The little Pilgrim paused upon the way, and her heart rose against her companion, who spoke things so hard to be received, and that seemed to dishonour the work of the Lord. But she remembered that it could not be so, and paused before she spoke, and looked up at him with eyes that were full of wonder and almost of fear. ‘Then must they perish?’ she said, ‘and must her heart break?’ and her voice sank low for pity and sorrow. Though she was herself among the blessed, yet the thorns and briers of the earth caught at her garments and pierced her tender feet.
‘Little sister,’ said the Sage, ‘to us who are born of the earth it is hard to remember that the child belongs not first to the parents, nor the husband to the wife, nor the wife to the husband, but that all are the children of the Father. And He is just; He will not neglect the little one because of those prayers which the father and the mother pour forth to Him, although they cry with anguish and with tears. Nor will He break His great law and violate the nature He has made, and compel His own child to what it wills not and loves not. The woman is comforted in the breaking of her heart:—but those whom she loves, are not they also the children of the Father who loves them more than she does? And each is to Him as if there were not another in the world. Nor is there any other in the world: for none can come between the Father and the child.’

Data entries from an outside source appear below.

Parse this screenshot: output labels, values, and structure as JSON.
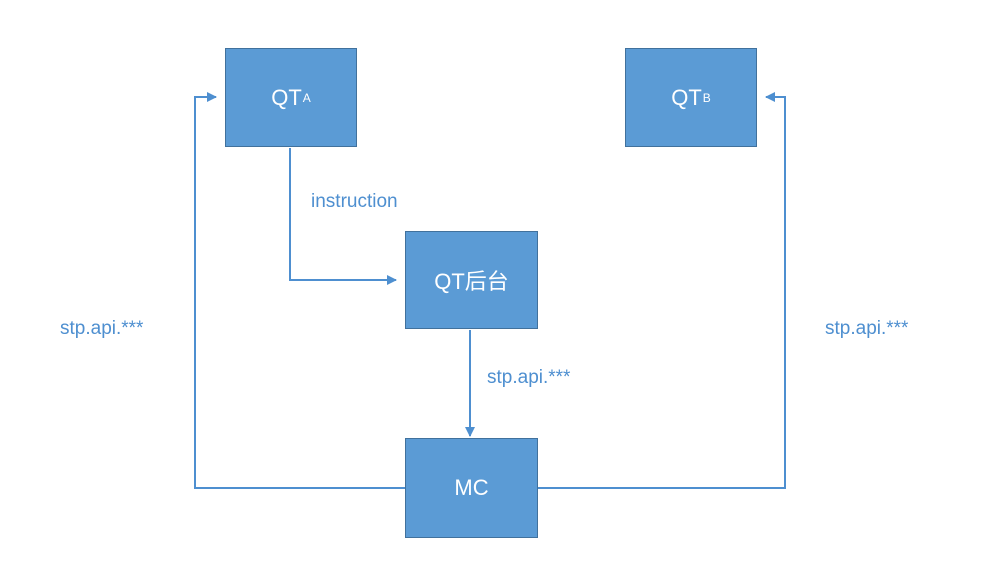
{
  "diagram": {
    "nodes": {
      "qt_a": {
        "label": "QT",
        "subscript": "A"
      },
      "qt_b": {
        "label": "QT",
        "subscript": "B"
      },
      "qt_backend": {
        "label": "QT后台"
      },
      "mc": {
        "label": "MC"
      }
    },
    "edges": {
      "qt_a_to_backend": {
        "label": "instruction"
      },
      "backend_to_mc": {
        "label": "stp.api.***"
      },
      "mc_to_qt_a": {
        "label": "stp.api.***"
      },
      "mc_to_qt_b": {
        "label": "stp.api.***"
      }
    }
  },
  "colors": {
    "node_fill": "#5b9bd5",
    "node_border": "#41719c",
    "connector": "#4e8fd0",
    "label_text": "#4e8fd0",
    "node_text": "#ffffff"
  }
}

A smile came upon the little Pilgrim’s face, yet she trembled. ‘It is dim before me,’ she said, ‘and I cannot see clearly. Oh, if the time would but hasten that our Lord might come, and all struggles be ended, and the darkness vanish away!’
‘He will come when all things are ready,’ said the Sage; and as they went upon their way he showed her other sights, and the mysteries of the heart of man, and the great patience of our Lord.